Joanna Borja, a cashier at a hardware store, said CNMI lawmakers could have increased the local rate “a long time ago.”
She said it does not matter whether the U.S. Congress or the CNMI Legislature does it “as long as my salary increases.”
Roland Agustine, 51, a maintenance worker at a church, agrees. “If it happens, I’ll get higher pay. My salary now is very low,” he said.
Helen Albarico, 47, a commercial cleaner, and Joel Sta. Ana, 25, a waiter, both non-resident workers, said the sudden increase proposed by the U.S. congressional Democrats may adversely effect local businesses — and their jobs.
Others believe that Yumul’s bill “is too late.”
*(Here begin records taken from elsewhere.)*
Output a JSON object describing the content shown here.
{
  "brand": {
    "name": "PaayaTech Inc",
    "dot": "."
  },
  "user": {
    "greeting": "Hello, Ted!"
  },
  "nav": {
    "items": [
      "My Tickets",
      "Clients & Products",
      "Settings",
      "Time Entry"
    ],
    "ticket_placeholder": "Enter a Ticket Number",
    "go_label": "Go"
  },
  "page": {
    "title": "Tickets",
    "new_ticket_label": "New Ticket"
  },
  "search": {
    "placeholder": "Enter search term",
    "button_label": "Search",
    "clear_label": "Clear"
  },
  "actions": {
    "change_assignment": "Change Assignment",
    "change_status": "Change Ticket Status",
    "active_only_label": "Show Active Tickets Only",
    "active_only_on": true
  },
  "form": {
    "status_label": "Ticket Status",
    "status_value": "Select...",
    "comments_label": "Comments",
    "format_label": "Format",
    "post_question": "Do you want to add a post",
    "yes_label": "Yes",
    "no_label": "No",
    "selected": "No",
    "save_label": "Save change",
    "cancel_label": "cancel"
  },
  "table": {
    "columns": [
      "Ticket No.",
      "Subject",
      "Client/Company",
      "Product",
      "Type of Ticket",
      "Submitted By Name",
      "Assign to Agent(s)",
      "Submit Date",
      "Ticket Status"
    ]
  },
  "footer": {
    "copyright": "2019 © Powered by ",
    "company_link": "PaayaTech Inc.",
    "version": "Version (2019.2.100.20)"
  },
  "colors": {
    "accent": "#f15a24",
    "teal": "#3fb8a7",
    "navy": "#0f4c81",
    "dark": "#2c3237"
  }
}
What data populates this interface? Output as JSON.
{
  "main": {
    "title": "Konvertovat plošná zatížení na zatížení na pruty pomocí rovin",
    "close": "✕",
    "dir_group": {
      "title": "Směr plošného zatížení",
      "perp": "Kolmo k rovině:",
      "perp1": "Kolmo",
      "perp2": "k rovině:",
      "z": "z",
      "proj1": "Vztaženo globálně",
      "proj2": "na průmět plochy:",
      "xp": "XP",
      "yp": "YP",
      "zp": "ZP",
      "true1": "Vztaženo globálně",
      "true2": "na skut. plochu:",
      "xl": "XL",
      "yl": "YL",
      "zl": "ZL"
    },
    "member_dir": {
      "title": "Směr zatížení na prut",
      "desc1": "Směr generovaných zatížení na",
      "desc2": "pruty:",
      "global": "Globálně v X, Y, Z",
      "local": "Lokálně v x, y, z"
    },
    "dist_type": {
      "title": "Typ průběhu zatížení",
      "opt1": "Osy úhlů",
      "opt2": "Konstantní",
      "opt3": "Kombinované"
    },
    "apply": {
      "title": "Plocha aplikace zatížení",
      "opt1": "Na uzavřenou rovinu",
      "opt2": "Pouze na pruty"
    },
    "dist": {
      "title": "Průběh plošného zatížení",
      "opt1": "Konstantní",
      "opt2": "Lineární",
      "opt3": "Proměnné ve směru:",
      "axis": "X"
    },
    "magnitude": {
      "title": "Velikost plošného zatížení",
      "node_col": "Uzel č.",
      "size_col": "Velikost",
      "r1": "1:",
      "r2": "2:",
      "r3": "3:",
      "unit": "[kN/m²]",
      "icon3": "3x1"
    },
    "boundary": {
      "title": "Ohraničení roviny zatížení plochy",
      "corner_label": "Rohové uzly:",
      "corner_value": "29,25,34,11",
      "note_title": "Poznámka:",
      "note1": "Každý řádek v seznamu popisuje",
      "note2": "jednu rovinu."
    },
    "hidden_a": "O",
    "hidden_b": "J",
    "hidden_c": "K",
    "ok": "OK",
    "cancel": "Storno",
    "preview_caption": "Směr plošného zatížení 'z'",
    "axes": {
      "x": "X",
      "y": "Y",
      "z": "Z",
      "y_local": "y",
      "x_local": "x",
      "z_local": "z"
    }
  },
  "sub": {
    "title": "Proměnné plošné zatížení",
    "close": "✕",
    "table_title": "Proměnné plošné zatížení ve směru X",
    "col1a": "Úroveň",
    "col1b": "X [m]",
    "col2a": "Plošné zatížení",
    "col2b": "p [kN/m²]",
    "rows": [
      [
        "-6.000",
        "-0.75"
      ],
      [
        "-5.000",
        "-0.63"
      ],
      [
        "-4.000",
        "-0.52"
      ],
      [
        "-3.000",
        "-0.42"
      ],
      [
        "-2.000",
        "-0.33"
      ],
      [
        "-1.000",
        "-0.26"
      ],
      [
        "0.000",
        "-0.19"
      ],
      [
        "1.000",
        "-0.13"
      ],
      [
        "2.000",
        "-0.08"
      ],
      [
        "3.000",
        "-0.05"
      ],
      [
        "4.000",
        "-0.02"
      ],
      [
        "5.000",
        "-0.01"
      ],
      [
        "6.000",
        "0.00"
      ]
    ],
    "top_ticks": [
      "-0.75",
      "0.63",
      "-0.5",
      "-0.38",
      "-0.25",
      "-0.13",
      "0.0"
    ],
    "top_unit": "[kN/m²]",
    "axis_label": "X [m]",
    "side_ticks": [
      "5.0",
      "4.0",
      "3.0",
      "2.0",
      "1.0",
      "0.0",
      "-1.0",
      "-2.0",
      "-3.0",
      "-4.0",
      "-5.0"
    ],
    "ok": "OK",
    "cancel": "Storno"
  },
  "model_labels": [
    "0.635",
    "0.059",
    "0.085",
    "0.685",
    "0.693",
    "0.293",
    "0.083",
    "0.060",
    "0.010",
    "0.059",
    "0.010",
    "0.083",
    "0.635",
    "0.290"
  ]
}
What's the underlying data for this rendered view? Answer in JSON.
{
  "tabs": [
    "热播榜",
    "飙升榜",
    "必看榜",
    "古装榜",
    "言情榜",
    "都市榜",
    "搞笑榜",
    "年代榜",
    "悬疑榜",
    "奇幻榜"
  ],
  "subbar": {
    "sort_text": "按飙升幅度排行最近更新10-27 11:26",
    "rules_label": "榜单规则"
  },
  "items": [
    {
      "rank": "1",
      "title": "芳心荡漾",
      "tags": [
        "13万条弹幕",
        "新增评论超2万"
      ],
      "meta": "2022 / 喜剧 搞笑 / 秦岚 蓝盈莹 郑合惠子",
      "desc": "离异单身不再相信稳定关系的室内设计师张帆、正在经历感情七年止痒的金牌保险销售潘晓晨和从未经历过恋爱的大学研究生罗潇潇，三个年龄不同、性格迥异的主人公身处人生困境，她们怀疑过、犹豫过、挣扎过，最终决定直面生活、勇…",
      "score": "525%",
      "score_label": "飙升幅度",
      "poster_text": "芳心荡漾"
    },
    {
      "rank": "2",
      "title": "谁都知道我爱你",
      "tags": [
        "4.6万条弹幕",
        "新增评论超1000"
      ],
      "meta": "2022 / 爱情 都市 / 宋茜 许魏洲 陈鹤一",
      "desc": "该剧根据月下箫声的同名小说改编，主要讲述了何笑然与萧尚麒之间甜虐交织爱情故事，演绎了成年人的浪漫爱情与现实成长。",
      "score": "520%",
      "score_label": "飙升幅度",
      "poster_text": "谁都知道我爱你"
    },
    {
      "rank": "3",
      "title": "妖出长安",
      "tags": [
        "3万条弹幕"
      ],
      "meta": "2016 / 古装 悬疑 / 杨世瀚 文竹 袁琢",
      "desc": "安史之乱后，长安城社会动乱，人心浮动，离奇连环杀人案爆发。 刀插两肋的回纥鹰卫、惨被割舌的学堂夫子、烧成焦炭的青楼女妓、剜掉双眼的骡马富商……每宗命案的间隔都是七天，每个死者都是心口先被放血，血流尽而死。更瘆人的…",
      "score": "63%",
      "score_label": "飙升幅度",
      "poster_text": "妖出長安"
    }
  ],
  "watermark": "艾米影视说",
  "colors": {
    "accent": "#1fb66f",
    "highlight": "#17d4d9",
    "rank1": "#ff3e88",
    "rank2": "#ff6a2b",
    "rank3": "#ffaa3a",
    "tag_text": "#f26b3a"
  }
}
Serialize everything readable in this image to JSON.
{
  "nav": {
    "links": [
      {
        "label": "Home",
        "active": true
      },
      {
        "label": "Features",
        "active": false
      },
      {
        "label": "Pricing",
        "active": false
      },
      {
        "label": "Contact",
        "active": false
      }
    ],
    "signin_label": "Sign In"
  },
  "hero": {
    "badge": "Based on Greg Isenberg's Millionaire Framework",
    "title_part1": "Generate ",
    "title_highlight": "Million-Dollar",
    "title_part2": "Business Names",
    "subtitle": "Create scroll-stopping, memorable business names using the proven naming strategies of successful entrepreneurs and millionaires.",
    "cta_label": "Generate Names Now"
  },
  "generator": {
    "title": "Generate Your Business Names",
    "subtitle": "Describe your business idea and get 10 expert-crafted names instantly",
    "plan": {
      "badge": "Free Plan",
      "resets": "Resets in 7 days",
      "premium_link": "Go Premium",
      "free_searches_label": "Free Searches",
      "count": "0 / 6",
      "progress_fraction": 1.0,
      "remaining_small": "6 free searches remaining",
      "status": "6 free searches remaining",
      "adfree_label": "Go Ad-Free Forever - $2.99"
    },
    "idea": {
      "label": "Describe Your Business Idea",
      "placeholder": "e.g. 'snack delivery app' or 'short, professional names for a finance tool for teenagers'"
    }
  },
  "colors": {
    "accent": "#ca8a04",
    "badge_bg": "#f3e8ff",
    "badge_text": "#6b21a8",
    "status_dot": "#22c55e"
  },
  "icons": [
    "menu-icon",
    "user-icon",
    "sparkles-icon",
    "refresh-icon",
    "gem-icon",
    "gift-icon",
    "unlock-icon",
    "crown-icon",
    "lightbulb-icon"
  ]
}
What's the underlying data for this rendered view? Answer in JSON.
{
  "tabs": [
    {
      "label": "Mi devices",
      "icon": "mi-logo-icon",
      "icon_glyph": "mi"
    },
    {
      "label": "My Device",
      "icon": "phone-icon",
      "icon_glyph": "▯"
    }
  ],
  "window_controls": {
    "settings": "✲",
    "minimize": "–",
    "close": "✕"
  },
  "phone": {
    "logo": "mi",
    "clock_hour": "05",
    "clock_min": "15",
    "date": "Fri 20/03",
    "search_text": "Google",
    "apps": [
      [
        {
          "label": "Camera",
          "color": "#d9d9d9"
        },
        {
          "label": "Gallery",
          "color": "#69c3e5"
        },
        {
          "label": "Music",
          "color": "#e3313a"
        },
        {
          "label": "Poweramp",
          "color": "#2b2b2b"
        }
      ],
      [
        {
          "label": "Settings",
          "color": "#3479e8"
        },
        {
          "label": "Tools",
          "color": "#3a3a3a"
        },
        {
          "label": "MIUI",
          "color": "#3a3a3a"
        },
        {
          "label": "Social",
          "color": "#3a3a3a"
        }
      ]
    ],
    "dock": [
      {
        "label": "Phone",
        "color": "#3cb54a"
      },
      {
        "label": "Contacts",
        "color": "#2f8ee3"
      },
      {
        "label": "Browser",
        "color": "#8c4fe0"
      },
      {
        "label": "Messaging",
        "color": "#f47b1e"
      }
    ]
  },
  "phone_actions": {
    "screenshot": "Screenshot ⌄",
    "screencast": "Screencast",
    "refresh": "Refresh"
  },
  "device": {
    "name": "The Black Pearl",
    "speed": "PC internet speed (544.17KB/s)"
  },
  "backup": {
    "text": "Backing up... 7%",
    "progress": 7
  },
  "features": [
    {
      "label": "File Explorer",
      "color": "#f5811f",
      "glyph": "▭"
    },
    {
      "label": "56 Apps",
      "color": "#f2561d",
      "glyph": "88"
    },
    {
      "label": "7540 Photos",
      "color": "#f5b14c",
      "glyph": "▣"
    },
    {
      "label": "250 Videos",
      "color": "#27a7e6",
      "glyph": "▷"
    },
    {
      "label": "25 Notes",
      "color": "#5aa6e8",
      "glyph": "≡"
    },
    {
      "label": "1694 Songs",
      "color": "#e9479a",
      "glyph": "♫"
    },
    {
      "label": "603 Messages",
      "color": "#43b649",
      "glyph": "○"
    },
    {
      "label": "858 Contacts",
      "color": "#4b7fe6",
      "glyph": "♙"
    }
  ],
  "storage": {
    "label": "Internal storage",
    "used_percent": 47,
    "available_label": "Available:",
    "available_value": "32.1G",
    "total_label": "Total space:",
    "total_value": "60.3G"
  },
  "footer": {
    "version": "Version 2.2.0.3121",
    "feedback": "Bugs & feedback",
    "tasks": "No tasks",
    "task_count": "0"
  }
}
Patrick R. Litulumar, a former graphic artist working for the Public School System and now a warehouse packing man, said the CNMI government should not have waited for the U.S. Congress to act on the issue.
He said local wage increase proposals have always been introduced in the Legislature, but “every time they tried to pass a bill, the Chamber of Commerce would block it.”
He said he wishes Yumul “good luck.”
“If he succeeds in getting it passed, it’s good. But if not, then it doesn’t matter because it really is too late.”
Fely Forbes, a cashier at a gas station, shares the same sentiment.
“It’s too late for the CNMI Legislature to do it their own way — they should have done it many years ago,” she said.
Renato Dones, 40, a gas station attendant, and Lane, 25, a waitress, said they prefer the federal minimum wage because what the CNMI Legislature is doing now is “too little, too late.”
They said they believe things will be better in the CNMI if federal labor and immigration laws are finally extended to the islands.
Yumul’s H.B. 15-220 states that the minimum wage will be increased on a gradual basis pursuant to the recommendation of a wage review committee.
Similar committees were created in 1996 and 1998.
The first one, which was chaired by a garment industry executive, opposed a wage hike, while the second one never convened because the federal government did not appoint anyone to serve on the panel.